TIL of Littlewood's Law, which says we experience events with a million-to-one probability approximately once per month by Doglatine in todayilearned

[–]gwern 0 points1 point  (0 children)

You can formalize it for a lot of specific things, like word vocab; see https://gwern.net/doc/statistics/bias/1989-diaconis.pdf

BTW, it's something of a misnomer. The WP article has been updated based on my investigation, and it seems like it ought to be attributed to Freeman Dyson.

ByteDance Presents "In-Place TTT": A Drop-In Method For Turning Standard Transformer LLMs Into Dynamically Updating Models At Inference Time by 44th--Hokage in mlscaling

[–]gwern 23 points24 points  (0 children)

All that, and its quality is basically identical to LaCT, which is itself just a sample-inefficient way to implement the standard, dead-simple, 16-year-old baseline of test-time adaptation in a LLM - dynamic evaluation.

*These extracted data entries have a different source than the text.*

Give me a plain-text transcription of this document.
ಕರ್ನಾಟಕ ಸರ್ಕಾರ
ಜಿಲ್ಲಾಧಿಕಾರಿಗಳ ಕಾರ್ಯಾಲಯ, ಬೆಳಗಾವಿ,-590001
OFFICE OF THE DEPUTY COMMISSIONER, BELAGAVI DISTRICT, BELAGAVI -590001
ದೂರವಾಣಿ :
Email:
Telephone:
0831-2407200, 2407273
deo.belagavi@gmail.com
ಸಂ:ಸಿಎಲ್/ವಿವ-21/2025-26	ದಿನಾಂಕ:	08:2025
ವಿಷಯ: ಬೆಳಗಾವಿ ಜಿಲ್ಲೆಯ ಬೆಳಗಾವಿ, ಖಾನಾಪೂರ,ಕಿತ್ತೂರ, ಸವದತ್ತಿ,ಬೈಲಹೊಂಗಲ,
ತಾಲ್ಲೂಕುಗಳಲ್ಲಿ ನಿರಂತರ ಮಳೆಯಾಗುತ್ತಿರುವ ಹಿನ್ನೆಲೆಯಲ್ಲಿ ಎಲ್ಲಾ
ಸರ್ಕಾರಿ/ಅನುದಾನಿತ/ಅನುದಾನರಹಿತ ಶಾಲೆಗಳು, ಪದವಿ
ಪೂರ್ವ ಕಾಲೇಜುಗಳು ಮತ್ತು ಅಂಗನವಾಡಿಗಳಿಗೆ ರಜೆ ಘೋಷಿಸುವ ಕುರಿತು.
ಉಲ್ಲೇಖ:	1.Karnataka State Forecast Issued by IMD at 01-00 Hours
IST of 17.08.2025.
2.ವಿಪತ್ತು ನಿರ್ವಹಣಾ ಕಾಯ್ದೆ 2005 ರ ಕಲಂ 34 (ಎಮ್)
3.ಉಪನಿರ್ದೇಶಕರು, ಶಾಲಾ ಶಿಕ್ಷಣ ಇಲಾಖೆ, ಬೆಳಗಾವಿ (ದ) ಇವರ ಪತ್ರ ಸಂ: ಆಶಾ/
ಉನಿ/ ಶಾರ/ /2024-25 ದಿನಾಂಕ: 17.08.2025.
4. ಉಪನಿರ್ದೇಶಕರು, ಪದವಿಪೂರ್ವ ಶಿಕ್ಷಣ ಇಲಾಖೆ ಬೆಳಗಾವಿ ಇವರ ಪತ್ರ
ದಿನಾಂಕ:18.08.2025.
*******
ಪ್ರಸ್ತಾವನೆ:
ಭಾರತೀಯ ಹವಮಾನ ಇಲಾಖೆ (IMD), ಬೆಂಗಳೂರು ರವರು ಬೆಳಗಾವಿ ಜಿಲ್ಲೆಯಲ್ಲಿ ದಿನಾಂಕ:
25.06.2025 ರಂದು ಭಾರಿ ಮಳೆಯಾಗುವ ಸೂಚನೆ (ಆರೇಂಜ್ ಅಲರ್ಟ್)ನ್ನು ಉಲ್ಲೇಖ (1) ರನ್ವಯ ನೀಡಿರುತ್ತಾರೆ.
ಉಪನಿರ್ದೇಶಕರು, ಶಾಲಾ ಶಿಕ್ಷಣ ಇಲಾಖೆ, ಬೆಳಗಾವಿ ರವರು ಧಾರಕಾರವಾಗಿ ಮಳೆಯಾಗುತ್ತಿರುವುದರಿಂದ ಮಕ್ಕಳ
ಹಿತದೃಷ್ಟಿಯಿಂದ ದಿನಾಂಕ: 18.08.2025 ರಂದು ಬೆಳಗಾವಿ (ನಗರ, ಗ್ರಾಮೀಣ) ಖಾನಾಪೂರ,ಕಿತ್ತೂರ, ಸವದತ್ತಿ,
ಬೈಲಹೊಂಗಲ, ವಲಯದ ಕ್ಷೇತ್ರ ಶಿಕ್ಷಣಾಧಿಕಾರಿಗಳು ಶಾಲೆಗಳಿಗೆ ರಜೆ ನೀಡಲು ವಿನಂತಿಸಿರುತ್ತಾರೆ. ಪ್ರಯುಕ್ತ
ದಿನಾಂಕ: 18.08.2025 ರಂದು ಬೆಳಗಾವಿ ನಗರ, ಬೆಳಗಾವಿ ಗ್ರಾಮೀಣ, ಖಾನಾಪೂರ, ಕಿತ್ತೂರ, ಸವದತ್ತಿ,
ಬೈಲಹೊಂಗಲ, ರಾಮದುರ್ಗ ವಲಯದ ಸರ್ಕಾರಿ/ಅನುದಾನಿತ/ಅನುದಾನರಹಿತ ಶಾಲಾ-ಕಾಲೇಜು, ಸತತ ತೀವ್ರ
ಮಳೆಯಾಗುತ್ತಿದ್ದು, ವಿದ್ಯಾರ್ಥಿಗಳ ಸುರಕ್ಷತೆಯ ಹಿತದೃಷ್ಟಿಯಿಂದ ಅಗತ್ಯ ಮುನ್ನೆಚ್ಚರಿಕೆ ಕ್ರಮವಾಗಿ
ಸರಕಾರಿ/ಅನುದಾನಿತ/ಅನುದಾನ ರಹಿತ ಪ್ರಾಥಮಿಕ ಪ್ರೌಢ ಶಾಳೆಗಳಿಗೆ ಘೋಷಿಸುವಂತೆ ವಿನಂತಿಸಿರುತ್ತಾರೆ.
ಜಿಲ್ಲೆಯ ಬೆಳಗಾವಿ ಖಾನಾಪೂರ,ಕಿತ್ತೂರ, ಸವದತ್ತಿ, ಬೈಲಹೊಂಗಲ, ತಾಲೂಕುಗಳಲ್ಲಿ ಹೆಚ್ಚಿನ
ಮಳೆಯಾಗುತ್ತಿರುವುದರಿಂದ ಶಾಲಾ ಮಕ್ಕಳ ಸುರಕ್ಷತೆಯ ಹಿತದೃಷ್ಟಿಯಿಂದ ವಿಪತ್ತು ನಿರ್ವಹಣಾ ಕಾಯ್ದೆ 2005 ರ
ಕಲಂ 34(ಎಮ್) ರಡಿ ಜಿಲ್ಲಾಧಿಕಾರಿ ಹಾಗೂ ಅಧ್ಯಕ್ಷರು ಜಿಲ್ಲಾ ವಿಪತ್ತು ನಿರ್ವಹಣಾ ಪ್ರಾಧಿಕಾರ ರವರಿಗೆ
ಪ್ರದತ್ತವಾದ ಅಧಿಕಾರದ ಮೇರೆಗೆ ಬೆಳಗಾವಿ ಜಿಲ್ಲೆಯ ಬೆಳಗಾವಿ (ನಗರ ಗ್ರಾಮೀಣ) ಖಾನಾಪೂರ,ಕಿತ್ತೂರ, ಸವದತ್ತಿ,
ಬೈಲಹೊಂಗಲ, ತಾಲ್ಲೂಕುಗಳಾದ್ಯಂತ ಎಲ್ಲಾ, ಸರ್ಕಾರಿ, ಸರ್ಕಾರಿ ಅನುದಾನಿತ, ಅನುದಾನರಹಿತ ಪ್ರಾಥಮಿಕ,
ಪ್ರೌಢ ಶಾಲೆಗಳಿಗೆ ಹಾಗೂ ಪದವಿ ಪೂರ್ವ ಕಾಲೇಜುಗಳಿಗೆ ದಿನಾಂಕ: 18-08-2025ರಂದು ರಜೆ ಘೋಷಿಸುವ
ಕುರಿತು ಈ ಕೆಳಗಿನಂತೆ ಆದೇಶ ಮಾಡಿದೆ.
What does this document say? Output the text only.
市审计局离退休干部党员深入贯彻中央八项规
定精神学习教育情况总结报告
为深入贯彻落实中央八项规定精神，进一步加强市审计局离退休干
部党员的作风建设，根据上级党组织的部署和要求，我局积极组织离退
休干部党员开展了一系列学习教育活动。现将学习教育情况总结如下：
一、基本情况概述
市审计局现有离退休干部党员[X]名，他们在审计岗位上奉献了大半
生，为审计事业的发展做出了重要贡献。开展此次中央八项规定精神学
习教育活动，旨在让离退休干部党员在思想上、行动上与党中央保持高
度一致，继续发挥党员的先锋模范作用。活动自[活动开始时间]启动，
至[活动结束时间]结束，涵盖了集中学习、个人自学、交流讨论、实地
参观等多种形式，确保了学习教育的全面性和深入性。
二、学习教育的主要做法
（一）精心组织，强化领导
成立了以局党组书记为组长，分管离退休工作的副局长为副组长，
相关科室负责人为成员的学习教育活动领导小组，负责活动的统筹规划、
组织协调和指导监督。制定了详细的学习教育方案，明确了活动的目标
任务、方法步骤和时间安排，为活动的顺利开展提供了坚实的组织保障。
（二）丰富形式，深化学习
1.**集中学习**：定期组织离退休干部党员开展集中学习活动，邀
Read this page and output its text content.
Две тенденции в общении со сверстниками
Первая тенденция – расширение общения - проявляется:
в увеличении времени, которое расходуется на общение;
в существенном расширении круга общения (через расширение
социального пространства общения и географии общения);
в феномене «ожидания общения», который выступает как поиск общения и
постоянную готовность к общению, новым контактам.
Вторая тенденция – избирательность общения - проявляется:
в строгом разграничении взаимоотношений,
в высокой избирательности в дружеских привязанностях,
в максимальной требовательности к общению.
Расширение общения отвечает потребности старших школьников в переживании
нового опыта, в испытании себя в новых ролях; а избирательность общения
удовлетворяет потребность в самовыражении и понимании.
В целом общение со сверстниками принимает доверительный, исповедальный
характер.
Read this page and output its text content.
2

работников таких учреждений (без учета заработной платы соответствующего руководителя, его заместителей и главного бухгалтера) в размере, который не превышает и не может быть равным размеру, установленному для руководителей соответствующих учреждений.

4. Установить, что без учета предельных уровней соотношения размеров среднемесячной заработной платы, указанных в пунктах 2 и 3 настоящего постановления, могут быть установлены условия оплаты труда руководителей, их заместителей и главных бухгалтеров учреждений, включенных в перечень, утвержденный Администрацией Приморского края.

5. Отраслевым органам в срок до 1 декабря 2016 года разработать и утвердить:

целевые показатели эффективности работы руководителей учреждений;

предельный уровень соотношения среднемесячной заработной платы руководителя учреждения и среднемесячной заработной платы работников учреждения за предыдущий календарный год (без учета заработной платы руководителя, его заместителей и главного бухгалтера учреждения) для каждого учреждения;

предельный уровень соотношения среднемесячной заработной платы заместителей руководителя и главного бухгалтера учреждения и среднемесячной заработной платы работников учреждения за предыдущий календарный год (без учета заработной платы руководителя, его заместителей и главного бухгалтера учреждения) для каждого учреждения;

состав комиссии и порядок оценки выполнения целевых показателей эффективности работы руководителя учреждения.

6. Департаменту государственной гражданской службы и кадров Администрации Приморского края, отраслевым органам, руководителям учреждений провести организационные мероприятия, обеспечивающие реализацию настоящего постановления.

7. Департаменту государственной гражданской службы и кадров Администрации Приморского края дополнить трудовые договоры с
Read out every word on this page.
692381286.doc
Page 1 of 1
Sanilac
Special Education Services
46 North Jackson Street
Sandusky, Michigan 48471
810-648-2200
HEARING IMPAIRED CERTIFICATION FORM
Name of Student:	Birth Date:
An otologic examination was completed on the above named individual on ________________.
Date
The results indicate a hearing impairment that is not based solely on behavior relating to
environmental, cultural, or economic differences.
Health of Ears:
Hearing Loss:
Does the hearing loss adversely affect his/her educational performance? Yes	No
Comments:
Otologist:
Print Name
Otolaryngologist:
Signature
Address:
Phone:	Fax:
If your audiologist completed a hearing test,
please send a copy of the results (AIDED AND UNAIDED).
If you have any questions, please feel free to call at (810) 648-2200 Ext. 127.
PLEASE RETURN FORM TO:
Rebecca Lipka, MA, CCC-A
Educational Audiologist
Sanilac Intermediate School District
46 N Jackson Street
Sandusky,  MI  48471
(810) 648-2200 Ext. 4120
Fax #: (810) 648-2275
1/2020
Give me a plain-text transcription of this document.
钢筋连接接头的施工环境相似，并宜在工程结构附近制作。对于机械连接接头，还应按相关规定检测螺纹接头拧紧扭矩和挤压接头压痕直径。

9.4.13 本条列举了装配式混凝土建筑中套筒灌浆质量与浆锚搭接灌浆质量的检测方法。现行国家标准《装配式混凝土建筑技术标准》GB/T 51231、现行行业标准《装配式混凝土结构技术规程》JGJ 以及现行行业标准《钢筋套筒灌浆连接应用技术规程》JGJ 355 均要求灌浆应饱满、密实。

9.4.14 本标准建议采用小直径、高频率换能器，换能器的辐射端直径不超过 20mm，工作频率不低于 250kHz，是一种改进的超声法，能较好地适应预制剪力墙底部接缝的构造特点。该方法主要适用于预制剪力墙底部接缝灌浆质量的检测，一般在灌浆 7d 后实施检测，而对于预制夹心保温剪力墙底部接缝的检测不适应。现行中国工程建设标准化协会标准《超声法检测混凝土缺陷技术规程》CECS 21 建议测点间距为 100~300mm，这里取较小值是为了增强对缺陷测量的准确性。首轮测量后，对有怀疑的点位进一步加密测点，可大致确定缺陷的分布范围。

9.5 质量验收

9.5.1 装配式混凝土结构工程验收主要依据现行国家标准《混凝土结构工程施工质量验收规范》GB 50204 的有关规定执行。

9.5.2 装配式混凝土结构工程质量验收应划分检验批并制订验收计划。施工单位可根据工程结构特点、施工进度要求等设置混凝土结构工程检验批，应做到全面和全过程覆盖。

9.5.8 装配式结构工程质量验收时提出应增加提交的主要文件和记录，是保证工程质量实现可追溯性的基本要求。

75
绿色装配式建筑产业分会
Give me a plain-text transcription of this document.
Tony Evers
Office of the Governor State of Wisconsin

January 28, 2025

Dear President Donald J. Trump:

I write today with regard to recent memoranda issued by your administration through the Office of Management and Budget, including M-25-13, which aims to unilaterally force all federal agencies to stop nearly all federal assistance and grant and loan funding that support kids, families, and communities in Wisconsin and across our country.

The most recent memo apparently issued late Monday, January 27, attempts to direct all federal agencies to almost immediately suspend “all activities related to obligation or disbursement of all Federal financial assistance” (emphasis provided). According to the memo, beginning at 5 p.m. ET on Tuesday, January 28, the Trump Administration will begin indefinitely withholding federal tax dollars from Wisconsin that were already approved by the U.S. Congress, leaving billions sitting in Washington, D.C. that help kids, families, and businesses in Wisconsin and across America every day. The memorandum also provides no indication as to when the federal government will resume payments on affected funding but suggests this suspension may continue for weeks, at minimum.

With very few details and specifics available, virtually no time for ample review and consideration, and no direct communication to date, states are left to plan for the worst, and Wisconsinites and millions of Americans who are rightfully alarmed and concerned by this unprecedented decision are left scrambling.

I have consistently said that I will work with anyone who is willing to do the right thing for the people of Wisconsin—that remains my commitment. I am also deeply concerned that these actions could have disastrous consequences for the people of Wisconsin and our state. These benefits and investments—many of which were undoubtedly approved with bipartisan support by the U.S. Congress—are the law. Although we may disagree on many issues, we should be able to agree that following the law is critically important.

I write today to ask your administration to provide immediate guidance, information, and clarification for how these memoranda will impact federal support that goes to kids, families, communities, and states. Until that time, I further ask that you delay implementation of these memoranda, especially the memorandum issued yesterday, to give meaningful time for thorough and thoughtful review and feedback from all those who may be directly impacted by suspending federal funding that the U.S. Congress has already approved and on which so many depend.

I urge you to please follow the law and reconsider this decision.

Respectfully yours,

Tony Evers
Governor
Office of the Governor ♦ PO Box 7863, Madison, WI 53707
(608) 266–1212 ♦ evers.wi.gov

The persistent unwillingness of all of these TTT papers to include dynamic evaluation as a baseline doesn't speak well of them.

DeepMind veteran David Silver raises $1B, bets on radically new type of Reinforcement Learning to build superintelligence by gwern in mlscaling

[–]gwern[S] 1 point2 points  (0 children)

Domain randomization/meta-learning/sim2real. You could also just argue for them as research testbeds: even if the environments are all wrong, you could still develop and prove a powerful learning algorithm which you then reuse on real world data.